Crescent Marault contre-attaque
Face à ces attaques de l'opposition, Crescent Marault s'est d'abord dit "très surpris que ces élus se réveillent d'un seul coup" en rappelant que tout les élus étaient au courant de cette affaire depuis plus d'un an. Le maire d'Auxerre a d'ailleurs évoqué plusieurs affaires qui concerneraient une partie de ses opposants politiques.
"Quand on se permet de faire la morale aux autres, il faut un peu balayer devant sa porte. Vous vous faites l'écho d'une affaire mais quand il y a une perquisition à la ville d'Auxerre au mois de février sur un marché public qui met en cause la précédente mandature, personne ne s'en fait l'écho" a notamment rétorqué l'élu LR.
Au moment venu, quand elles rendront leur avis, je saurai prendre mes responsabilités.
Suite à ces déclarations, Crescent Marault a réitéré sa volonté de ne pas démissionner de ses mandats de maire et de président de la communauté de l'Auxerrois tant que l'affaire judiciaire est toujours en cours, rappelant qu'il n'a pas été pour l'instant mis en examen. "Je vais laisser faire le travail des personnes qui sont chargées de le faire et au moment venu, quand elles rendront leur avis, je saurai prendre mes responsabilités s’il fallait que je les prenne."
Rappel des faits
A l'origine de ces attaques, le marché public de l'aménagement de la médiathèque de Saint-Georges-sur-Baulche, une commune voisine à Auxerre dont Crescent Marault a été le maire de 2010 à 2020 avant d'être élu à la mairie d'Auxerre. Un marché public, d'un montant de près de 55 000 euros, attribué en 2018 à une première entreprise d'Appoigny qui s'était désistée.
C'est finalement Equip'Buro, la société dirigée par Crescent Marault, qui a livré les meubles. La justice reproche à l'élu d'avoir fait réaliser ces travaux par sa propre société alors qu'il était maire de Saint-Georges-sur-Baulche.
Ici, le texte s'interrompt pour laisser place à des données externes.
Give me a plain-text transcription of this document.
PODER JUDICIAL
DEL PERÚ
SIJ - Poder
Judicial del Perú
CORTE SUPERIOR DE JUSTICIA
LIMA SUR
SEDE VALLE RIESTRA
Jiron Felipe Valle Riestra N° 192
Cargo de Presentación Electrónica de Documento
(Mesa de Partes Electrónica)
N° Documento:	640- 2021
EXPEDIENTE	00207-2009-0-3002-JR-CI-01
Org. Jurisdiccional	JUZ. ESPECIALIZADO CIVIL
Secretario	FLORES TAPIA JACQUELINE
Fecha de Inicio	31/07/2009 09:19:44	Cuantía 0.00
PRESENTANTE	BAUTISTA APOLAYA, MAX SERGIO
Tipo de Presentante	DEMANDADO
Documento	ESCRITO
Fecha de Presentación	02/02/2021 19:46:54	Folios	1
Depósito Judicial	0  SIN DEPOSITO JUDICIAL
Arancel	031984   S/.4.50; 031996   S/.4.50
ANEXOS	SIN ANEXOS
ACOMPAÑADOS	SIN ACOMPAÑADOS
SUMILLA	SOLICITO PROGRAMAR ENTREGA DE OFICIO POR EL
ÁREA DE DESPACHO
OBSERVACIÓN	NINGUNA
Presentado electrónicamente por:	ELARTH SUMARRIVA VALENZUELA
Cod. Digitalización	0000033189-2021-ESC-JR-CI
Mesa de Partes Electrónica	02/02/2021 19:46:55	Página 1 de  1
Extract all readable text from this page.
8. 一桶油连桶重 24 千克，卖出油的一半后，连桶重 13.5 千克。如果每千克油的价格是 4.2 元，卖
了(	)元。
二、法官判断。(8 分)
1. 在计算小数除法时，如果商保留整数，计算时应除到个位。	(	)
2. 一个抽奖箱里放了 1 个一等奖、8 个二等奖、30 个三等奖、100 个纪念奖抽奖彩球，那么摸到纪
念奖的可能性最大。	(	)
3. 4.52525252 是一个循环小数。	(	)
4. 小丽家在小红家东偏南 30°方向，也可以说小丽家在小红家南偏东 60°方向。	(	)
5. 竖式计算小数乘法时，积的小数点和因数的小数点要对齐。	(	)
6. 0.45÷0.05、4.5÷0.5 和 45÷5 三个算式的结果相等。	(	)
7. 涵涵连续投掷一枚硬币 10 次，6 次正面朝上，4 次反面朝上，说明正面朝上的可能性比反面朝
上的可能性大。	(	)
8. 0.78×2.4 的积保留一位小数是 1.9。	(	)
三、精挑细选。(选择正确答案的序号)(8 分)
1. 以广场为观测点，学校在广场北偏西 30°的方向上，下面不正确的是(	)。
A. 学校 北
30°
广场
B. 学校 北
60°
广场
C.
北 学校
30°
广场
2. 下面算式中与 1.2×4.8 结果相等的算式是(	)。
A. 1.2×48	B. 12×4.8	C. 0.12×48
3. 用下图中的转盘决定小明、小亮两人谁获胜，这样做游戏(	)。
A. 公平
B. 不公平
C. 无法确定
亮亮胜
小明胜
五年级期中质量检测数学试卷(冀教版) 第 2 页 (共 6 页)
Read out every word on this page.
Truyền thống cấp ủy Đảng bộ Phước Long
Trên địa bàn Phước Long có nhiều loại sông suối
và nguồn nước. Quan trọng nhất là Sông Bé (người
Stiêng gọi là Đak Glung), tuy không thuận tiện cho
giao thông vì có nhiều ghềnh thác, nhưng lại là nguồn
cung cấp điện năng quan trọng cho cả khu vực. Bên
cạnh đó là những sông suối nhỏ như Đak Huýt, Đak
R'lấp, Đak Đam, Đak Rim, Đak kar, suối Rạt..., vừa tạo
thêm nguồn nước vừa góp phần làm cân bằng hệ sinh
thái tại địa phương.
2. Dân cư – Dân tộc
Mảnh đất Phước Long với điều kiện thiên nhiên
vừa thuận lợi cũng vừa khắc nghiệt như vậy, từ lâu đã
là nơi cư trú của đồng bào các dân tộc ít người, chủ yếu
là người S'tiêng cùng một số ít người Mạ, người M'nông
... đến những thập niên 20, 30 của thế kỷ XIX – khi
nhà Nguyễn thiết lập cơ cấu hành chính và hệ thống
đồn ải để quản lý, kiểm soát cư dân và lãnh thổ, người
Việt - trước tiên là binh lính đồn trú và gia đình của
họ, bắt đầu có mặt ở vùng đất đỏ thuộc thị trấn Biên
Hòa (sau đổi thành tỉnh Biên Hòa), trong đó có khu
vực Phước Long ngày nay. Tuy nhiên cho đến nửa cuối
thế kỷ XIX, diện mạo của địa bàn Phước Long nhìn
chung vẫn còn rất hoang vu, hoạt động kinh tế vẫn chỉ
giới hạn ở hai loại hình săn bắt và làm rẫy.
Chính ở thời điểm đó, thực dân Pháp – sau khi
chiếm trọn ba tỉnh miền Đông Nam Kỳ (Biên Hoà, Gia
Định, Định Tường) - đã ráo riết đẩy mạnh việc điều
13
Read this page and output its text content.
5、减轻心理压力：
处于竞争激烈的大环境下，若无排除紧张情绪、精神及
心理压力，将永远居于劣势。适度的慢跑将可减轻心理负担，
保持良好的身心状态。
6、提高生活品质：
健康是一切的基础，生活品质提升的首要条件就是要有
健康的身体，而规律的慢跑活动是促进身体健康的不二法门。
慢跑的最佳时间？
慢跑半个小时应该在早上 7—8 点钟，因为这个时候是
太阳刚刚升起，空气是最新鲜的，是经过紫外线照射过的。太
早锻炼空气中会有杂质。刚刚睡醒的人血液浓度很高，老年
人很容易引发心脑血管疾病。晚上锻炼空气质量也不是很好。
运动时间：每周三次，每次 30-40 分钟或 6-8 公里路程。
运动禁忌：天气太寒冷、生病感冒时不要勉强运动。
Aujourd'hui, il reconnaît cette erreur et s'en défend. Il n'y a pas eu, selon lui, d'enrichissement personnel. "Je suis comme tout le monde, je prends des responsabilités et je les assume. Quand je fais des erreurs, je les assume aussi" reconnaît l'élu. "Aujourd'hui, il y a une instruction en cours. C'est aux gens dont c'est le métier de dire clairement ce qu'il en est. Pour le moment, je continue à travailler."